朝井さんが小説現代長編新人賞奨励賞を得たデビュー作に続いて出した2作目。江戸の庭師のもとで働く、元浮浪児のちゃらが主人公。
幼い頃に親にはぐれ、一人で生きてきた浮浪児。何度も里子にされたが、どこも長続きせず、ひとり食べ物を盗んでくらしていた。逃げて、神社の楠の天辺まで昇り、食らいついていた彼に声をかけたのが、千駄木で庭師を営む植辰の親方辰蔵。
庭師の仕事は空仕事と呼ばれる。空に近い場所で働くから。お前もそんな仕事をしてみないか。盗みを非難もせず、変な同情もしないで、当たり前の相手のようにはなしかけてきた。そんな親方の言葉に惹かれ、弟子入りしたちゃら。実名も知らぬ彼を、親方は、家につれていき、これからは俺を親だと思えというと、ちゃんちゃら可笑しいと浮浪児が言った。そこから名付けられた、ちゃら。はじめは打ち解けなかったちゃらも、庭師として10年。いまやいっぱしの庭師。親方に作庭を任されることも。
同い年くらいの辰蔵の娘、お百合。

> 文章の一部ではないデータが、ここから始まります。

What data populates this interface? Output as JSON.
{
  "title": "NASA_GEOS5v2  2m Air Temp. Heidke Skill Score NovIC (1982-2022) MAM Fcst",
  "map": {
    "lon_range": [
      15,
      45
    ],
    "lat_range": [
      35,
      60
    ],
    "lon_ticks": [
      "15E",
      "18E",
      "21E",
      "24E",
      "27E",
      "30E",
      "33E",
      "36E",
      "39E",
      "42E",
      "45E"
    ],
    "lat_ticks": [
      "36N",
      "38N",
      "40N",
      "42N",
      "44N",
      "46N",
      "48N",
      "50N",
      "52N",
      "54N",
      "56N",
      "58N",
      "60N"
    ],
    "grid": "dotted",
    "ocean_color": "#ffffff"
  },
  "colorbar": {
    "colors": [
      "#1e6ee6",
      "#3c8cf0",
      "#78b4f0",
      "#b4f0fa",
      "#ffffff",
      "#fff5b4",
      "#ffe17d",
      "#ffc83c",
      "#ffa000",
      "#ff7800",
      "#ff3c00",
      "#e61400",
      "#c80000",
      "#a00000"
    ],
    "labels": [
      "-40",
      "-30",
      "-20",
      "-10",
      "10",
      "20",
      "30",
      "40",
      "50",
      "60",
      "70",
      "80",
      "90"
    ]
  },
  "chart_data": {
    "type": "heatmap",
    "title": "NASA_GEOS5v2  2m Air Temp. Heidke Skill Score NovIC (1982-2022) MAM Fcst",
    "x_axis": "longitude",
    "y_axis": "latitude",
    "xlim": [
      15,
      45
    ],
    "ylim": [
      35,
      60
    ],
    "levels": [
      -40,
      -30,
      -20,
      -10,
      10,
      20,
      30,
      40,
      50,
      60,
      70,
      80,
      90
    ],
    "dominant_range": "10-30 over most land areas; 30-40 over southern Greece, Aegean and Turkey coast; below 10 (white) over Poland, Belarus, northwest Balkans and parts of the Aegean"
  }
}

京都で庭師の修業をしてきた辰蔵は、幼いお百合をつれて、帰ってきた。恋女房だったか、後添いをとらず、父と娘二人暮らしに飛び込んだちゃら。作庭は一流だが、普段は酒好きで間が抜けた印象の父に変わり、きびきびと家事をこなすお百合。
弟子ではないが、京で知り合った庭師二人が、居候のように共に暮らす。ひげ面で偉丈夫だが物静かで、石が好きな玄林。頭が大きく小男の福助は、
水のことが得意。
互いに遠慮もない口を利き会う四人の暮らしに、とんでもない厄介ごとが襲う。その顛末が描かれた本作。

京の文人が今は廃れた京の庭師の流派嵯峨流を復興し、江戸に来ていた。家元を名のる白楊は高等な作庭術を論じて、風雅だと評判に。
そんな白楊がなぜか辰蔵に含むことがあるのか、ちゃらを引き抜こうとしたり、辰蔵の得意先の庭をだいなしにしてくる。木殺しという木の水の通り道だけを切ることで、木本体はどうもないが、枯れていく。
おかげで辰蔵は庭師の仕事の手入れの不備をけなされたり、植木の植え代えや賠償に、借金をするまでに。
白楊に辰蔵は覚えがあるが、辰蔵には記憶にない。

それに立ち向かうちゃらたち。ちゃらと辰蔵のもとで修業したことがある船宿の末っ子で、今は一人前の船頭の五郎太、偶然知り合ったにわか武士の伊織。
阿片を使い、武家や商家の主を骨抜きにして利欲を重ねる白楊。最後には町奉行の手入れがあるが、白楊に寝返った玄林と、ひとり立ち向かったちゃらは、川に落ち、なくなったと思われいたが、数ヵ月後、ちゃらはひょうぜんと帰ってくる。そこで幕切れとなる。

予想以上によかたった。やはり、お気に入りになりそうな作家だな。なぜか時代小説の女性作家にはまっている。